Slab serifs are anything but new, but they are very much in vogue right now. These chunky fonts tend to evoke a sense of authority, mater-of-factness and an overall bold style. They can also feel solid and suggest reliability, though these just a few of the reasons designers select fonts in this category. Let’s dissect some examples.
This example perfectly demonstrates how letterforms can be gorgeous on their own. There isn’t much to this design, and yet it speaks volumes. Much like a window display for a high-end fashion boutique, this minimalist web design resonates a premium brand and sets high expectations for visitors.
In contrast, this design feels playful and fun. Here, the slab serifs feel more trendy and less serious.
Slab serifs seem to be used most frequently in large display type. In this design, the much smaller text caught my attention. The chunky serifs have a lovely rhythm to them that elevates the design.
The way the designer reflected the thickness of the serif type in the thickness of the circle to the left is particularly interesting. The other circles reflect the thickness of the type they contain. These unified elements feel very refined.
I wouldn’t have thought of slab serifs in this way, but here they convey a curiously futuristic style. The concept of more playful future is interesting, as opposed to a more stereotypical streamlined or computer-oriented one.
Scripts are a particularly trendy feature in web typography. They have their traditional usage in formal invitations and such, but in recent years, they have become popular in interactive design. We are drawn to them for their ability to disconnect from the digital world. Their naturalistic qualities make them a great option for creating a down-to-earth tone.
This website offers a perfect demonstration of script type in web design. Here the script-style logo hides the fact that under the hood this product is a very technical one. It makes the daunting world of bookmaking fun and accessible.
In rather stark contrast to the former example, this website uses script-style text in a more traditional way.

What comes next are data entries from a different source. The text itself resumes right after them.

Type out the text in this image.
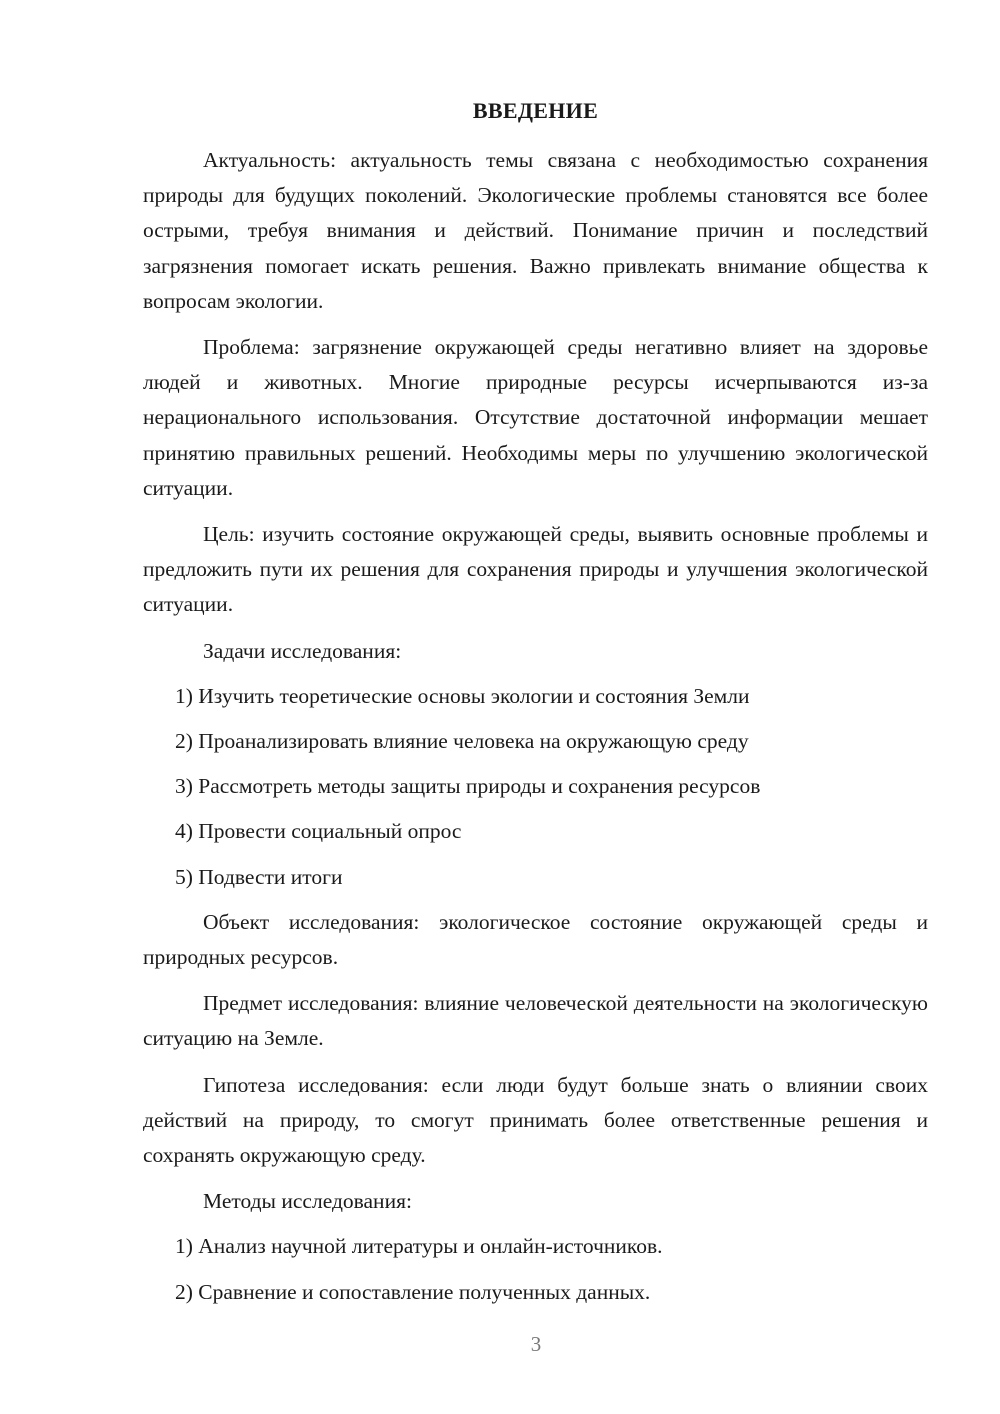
ВВЕДЕНИЕ

Актуальность: актуальность темы связана с необходимостью сохранения природы для будущих поколений. Экологические проблемы становятся все более острыми, требуя внимания и действий. Понимание причин и последствий загрязнения помогает искать решения. Важно привлекать внимание общества к вопросам экологии.

Проблема: загрязнение окружающей среды негативно влияет на здоровье людей и животных. Многие природные ресурсы исчерпываются из-за нерационального использования. Отсутствие достаточной информации мешает принятию правильных решений. Необходимы меры по улучшению экологической ситуации.

Цель: изучить состояние окружающей среды, выявить основные проблемы и предложить пути их решения для сохранения природы и улучшения экологической ситуации.

Задачи исследования:

1) Изучить теоретические основы экологии и состояния Земли

2) Проанализировать влияние человека на окружающую среду

3) Рассмотреть методы защиты природы и сохранения ресурсов

4) Провести социальный опрос

5) Подвести итоги

Объект исследования: экологическое состояние окружающей среды и природных ресурсов.

Предмет исследования: влияние человеческой деятельности на экологическую ситуацию на Земле.

Гипотеза исследования: если люди будут больше знать о влиянии своих действий на природу, то смогут принимать более ответственные решения и сохранять окружающую среду.

Методы исследования:

1) Анализ научной литературы и онлайн-источников.

2) Сравнение и сопоставление полученных данных.

3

Here, it elevates the design and gives it a luxurious feel—a perfect pairing with the content of the site.
This site demonstrates what I love about script fonts; they can be so versatile. In this example, the overall tone is playful and fun, a rather whimsical contrast to the traditional use of the font style.
I appreciate how the script style font above reflects the organic quality of this brand that perfectly pairs farmers with a technical product. It feels organic, and yet still modern and hip.
I selected this example as the stereotypical wedding invitation scenario for script fonts. Despite the predictability of the script style for this purpose, the designer used an atypical typeface to give it a fresh modern feel instead of a very traditional one.
Finally, we have what I call mixed type—when the designer combines a minimum of three different fonts. This doesn’t include variations on a single font, but rather three or more completely different typefaces. Let’s look at the samples to demonstrate what I mean:
This example clearly shows three different fonts at work: a prominent script font, and both a serif and sans-serif font. Here it creates a lovely balance and isn’t necessarily a bold aspect of the design.
Here we see a different approach at work. The overall solution is much more typographic, and the use of type is really more of the focal point. The mixed type creates a unique feel that is matched by the textures, patterns and simple artwork.
In this example, you have to visit the site to see the approach fully at work. That said, it combines three trendy fonts to create a simple yet beautiful design.
This lovely yet simple design, combines three very distinct fonts to create a stylish design. The individuals initials are turned into a logo of sorts and the supporting fonts help it to truly stand out.
This final example uses the mixed type approach in an interesting way. The type treatment in this case is a form of illustration that adds to the overall beauty of the design. The type pairs perfectly with the artwork and reflects the same style and voice.